Quando a publicidade da ADMD coloca as imagens de políticos a beira da morte não é apenas a busca de suas empatias com o tema que se acaba conquistando. Um olhar um pouco mais arguto também poderá se ver nessas imagens. Todos nós um dia poderemos estar em camas de hospitais a espera da morte. O quanto do nosso sofrimento será suportável? Teremos diante de nós possibilidades claramente asseguradas de que esse sofrimento poderá ser minimizado? Mas ainda assim não teríamos o direito de sair um pouco ante de cena já que o "filme" não agrada mais? Temos ou devemos ter a posse definitiva do que se convernciona chamar de vida pessoal? Caso a resposta seja sim, então poderemos disponibilizar de nossas vidas da foma como desejarmos.
São muitas perguntas. Temos a difícil tarefa de construir respostas que se transformem em ações práticas! E só faremos isso na medida em que formos mais empáticos com quem está morrendo, seja pela busca da legalização da eutanásia, seja pela difusão de práticas paliativistas.
Por Maria Luiza Carrilho Sardenberg
Querido Erasmo,
Por algum motivo ainda obscuro prá mim, não consigo mais pensar tranquilamente que eu seria "dona" de minha vida. Não sei se tem a ver com ter tido filhos… Sinto-me dona de meu corpo em um certo nível, mas ser dona de minha vida requeriria toda uma discussão…
Ao ler teu post, lembrei das questões levantadas por Deleuze antes de dar cabo de sua vida. Para ele, uma vida seria algo que pudesse ser experenciado em sua potência, o que é diferente para cada um. Era preciso produzir, poder pensar e escrever para viver.
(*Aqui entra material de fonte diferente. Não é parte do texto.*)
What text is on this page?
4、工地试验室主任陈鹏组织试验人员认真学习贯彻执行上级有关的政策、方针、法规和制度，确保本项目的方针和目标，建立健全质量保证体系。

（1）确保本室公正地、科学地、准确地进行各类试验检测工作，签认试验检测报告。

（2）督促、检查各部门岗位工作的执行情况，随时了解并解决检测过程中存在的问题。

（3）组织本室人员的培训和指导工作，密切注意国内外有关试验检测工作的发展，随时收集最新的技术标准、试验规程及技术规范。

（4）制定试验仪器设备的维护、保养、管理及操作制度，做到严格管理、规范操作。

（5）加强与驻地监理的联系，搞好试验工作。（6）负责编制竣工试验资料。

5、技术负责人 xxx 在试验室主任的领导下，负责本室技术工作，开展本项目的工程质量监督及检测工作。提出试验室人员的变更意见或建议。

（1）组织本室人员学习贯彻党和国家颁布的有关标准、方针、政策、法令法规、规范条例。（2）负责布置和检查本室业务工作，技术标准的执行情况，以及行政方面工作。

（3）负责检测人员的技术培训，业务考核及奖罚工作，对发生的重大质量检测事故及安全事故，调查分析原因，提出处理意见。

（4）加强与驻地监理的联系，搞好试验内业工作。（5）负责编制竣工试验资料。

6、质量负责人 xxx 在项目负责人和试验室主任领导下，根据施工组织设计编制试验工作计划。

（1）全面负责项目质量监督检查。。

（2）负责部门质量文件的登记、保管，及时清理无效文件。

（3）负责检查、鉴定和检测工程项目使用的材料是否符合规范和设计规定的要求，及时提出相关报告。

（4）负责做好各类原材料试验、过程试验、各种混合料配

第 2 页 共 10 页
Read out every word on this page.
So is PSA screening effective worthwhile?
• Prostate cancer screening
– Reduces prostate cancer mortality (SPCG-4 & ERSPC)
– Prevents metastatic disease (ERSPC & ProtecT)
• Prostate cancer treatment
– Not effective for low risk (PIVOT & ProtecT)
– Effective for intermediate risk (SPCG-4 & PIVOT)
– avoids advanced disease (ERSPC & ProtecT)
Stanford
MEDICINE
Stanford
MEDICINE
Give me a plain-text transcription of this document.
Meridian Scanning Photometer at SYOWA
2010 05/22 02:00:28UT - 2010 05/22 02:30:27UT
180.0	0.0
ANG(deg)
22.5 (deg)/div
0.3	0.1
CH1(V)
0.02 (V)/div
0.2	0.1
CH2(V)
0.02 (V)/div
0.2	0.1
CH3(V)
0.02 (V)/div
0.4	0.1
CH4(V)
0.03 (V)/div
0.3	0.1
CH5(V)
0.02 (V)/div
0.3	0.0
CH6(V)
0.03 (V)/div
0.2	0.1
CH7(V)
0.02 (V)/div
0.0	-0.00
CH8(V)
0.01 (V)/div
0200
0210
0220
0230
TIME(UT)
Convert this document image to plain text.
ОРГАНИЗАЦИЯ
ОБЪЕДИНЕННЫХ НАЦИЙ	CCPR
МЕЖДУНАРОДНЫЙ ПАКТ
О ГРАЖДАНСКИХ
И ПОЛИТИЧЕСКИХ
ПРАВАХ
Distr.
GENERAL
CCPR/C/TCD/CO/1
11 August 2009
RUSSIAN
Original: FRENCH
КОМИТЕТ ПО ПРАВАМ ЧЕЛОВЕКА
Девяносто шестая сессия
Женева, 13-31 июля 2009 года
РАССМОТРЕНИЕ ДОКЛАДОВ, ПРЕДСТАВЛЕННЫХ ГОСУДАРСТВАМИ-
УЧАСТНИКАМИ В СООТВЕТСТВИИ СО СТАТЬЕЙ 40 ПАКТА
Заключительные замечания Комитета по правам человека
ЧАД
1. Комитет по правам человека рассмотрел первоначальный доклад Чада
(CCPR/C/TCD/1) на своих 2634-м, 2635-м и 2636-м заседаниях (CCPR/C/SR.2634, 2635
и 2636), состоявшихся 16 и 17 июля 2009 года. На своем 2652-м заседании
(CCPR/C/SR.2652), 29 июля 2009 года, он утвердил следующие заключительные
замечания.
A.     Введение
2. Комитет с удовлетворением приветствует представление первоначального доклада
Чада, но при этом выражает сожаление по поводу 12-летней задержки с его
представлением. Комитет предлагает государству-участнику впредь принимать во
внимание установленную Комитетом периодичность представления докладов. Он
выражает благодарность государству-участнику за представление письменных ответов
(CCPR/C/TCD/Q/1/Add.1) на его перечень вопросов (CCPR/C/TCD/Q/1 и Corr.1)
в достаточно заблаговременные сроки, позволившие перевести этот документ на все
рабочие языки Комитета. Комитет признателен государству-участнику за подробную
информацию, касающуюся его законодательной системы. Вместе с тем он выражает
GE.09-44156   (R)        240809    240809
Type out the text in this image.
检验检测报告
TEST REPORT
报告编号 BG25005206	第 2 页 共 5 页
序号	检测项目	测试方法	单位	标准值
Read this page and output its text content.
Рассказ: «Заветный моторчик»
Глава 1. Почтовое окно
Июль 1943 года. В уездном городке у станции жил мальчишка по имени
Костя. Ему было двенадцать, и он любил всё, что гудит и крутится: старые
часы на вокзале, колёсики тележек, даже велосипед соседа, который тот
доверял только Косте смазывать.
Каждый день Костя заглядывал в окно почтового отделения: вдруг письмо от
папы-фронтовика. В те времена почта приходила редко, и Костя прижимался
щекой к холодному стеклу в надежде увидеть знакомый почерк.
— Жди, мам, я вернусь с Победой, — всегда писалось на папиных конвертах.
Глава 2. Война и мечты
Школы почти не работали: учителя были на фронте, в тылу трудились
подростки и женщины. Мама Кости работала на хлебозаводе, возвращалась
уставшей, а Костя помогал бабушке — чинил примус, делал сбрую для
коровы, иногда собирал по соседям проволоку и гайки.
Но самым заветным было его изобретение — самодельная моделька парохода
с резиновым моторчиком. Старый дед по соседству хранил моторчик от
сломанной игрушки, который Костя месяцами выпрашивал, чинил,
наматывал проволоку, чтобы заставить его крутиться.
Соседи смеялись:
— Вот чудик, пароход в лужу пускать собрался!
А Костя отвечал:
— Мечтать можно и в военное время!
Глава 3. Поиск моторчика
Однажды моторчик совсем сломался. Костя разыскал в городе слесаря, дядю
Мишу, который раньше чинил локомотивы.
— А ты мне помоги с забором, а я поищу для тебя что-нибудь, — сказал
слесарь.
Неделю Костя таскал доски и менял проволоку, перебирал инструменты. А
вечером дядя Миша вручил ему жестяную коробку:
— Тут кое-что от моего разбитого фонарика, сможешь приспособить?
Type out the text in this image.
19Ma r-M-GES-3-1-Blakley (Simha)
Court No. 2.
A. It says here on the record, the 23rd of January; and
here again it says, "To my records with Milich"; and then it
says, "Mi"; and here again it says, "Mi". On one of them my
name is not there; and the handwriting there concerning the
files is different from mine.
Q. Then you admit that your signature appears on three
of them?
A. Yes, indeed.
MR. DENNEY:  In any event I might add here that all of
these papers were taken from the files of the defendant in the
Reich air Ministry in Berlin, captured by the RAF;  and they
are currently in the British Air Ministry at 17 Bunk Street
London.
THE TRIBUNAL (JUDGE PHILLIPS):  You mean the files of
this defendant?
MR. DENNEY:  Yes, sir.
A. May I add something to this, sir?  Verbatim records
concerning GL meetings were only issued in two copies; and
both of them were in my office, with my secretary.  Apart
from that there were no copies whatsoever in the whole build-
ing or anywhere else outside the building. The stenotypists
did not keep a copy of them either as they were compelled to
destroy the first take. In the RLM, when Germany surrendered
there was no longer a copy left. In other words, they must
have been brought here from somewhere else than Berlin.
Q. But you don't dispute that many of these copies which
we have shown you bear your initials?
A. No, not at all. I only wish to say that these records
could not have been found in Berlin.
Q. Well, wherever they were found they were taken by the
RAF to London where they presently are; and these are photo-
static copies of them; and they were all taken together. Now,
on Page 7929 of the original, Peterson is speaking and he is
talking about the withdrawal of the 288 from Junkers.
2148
Uma vida é vida quando criativa, no sentido de produção de algo novo, renovação imprescindível, idiossincrasia do viver. Quando essas condições se tornaram impossíveis, Deleuze deu cabo de si. Após a sua morte, houve uma grande abertura de discussão deste assunto tão próximo do tabu. Muitos filósofos falaram, outros deram visibilidade à emoção de perdê-lo.
Num belo artigo sobre a morte do filósofo francês (Afirmação num lance final" – Cadernos de Subjetividade, originalmente publicado n’ O Estado de São Paulo de setembro de 1995, com o título "Morte era para ele a marca da permanência" ), Luis B. Orlandi afirma que para Deleuze não haveria tempo para lutar pela eutanásia e que seu "modus vivendi" não se pautava pelas lutas por legalidades. Ao contrário, era preciso produzir linhas de fuga em relação às legalidades. Não por ser contra as leis, mas simplesmente por constatar que elas não dão conta da infinita riqueza afirmativa da vida.